The Umschlagplatz, where transports of Jews were shipped East decades earlier, still received trains, including mine. Disembarking into the early morning haze, I realized I was stepping out of a station where others only stepped in. Better to find a taxi than dwell on that darkness, I thought, and headed out to look for a cab.

We settled into our rooms at the Hotel Warsawa and began to tour the capital once known as Paris of the East. The elegant "Cosmopolitan" restaurant in the hotel lobby was open for business but hadn't any meat; grocery stores were open, too, but bare, with long shelves standing empty or lined with limp cabbages and cauliflower.

A horse-drawn droshky drew us through the serpentine paths of Ogruzaski Park and the cobbled city streets until we reached a low, broken brick wall, the perimeter of what once was the Warsaw Ghetto, where my mother's family were moved when the war devoured Poland.

"We will walk now," announced my mother, aloud and to no one. My father paid the driver a fistful of zlotys as my mother strode off, down Mila Street, past Pawiak, the prison building where underground school was held, "only for boys." She looked around as if she could see through the Soviet-issue cinderblock apartments that stood on the old streets. Abruptly, she back-tracked to the block where she had left the burning Ghetto, through the sewers. She thought she found the manhole cover in the street, but couldn't be sure. It had been the middle of the night, she reasoned, and everything was up in flames.
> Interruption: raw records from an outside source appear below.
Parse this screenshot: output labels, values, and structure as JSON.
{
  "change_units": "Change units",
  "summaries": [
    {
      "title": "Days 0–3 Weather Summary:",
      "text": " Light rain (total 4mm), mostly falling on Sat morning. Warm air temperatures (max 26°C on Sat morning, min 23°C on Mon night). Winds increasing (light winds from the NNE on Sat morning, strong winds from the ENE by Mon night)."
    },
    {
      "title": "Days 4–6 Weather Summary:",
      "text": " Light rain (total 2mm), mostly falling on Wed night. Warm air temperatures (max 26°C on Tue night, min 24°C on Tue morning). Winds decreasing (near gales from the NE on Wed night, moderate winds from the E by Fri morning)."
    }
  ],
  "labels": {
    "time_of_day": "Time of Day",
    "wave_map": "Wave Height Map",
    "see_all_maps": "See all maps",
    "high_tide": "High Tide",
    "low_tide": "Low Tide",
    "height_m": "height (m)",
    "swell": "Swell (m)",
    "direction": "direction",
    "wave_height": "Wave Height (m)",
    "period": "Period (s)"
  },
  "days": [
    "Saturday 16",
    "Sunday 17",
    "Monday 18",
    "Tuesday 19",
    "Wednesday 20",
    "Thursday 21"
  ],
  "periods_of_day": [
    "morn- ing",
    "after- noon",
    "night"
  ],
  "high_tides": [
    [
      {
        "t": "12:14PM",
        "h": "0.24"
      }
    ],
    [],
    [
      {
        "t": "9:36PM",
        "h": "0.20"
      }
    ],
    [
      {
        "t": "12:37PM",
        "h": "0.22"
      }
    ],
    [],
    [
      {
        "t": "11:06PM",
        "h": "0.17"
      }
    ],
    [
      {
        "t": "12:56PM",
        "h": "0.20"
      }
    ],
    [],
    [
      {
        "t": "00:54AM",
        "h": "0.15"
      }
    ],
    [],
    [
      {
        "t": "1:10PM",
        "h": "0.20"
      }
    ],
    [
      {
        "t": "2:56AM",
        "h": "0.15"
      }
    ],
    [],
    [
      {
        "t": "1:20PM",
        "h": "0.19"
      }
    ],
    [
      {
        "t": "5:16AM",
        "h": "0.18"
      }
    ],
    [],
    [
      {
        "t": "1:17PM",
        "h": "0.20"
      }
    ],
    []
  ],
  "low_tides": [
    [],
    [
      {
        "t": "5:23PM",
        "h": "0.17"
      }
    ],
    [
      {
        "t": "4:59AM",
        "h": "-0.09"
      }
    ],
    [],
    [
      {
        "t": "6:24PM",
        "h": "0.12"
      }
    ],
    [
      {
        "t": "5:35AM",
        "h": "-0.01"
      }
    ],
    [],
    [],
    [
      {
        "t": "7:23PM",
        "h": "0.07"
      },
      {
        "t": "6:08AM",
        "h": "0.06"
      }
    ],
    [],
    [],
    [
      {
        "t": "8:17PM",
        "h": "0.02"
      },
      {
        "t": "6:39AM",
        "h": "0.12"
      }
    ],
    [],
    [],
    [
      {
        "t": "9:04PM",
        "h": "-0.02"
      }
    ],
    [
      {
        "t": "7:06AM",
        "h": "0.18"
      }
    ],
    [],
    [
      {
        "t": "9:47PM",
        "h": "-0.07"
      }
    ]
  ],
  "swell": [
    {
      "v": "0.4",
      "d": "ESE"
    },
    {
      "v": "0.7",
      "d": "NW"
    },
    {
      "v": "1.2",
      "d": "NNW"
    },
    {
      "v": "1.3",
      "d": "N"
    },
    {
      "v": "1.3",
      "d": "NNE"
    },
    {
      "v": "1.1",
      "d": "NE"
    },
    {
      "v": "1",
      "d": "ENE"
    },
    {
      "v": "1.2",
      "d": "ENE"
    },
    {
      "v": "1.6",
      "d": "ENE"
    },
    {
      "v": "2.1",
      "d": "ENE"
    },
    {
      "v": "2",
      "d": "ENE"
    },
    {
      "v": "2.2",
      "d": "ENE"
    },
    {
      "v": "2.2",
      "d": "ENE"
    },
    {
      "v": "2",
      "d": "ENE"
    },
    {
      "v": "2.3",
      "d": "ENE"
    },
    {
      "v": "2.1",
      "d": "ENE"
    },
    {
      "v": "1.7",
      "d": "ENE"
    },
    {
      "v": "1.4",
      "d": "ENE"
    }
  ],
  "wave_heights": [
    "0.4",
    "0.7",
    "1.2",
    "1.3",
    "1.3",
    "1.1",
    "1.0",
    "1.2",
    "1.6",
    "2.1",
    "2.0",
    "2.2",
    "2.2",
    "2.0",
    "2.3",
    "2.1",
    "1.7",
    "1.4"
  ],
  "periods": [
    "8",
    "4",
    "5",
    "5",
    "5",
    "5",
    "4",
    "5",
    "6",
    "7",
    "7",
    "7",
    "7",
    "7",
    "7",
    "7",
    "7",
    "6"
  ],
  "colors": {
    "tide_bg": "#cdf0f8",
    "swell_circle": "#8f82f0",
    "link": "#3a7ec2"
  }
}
She couldn't be sure.

"...they wanted to believe, and what did we know?"

We traced bullet-grooved bricks with our fingertips as we wandered the alleys, looking for remnants of buildings that had burned in the Uprising.

"Here," she said to me, grabbing my wrist in her hand, pointing up to an empty slice of yellow-grey sky between buildings. "Here was the bridge where they shook the feathers."

"Ma," I said, pulling my arm back, "let go."

"When they took people out from the Ghetto, see, it was all very official, with the yellow papers and the official stamps, you needed the Nazi permission to go to the east. It will be for the best, they said, we will give you food, two loaves of bread and a kilo of margarine, and you will settle in a new place. People believed them -- they wanted to believe, and what did we know?"

"But the women did not want to leave everything behind; they took pots and pans, beds, quilts, pillows. This took too much room. You could always get goose feathers on a farm -- they thought that's where they were going, see? -- so they shook out all the feathers on the street, up from on top of the little bridge, and packed everything else away. So everything was under feathers the days the transports left." She looked at me again. A shudder rose through her, until she touched the hollow of her throat and pushed back a wavy lock of hair. Then, she stopped talking.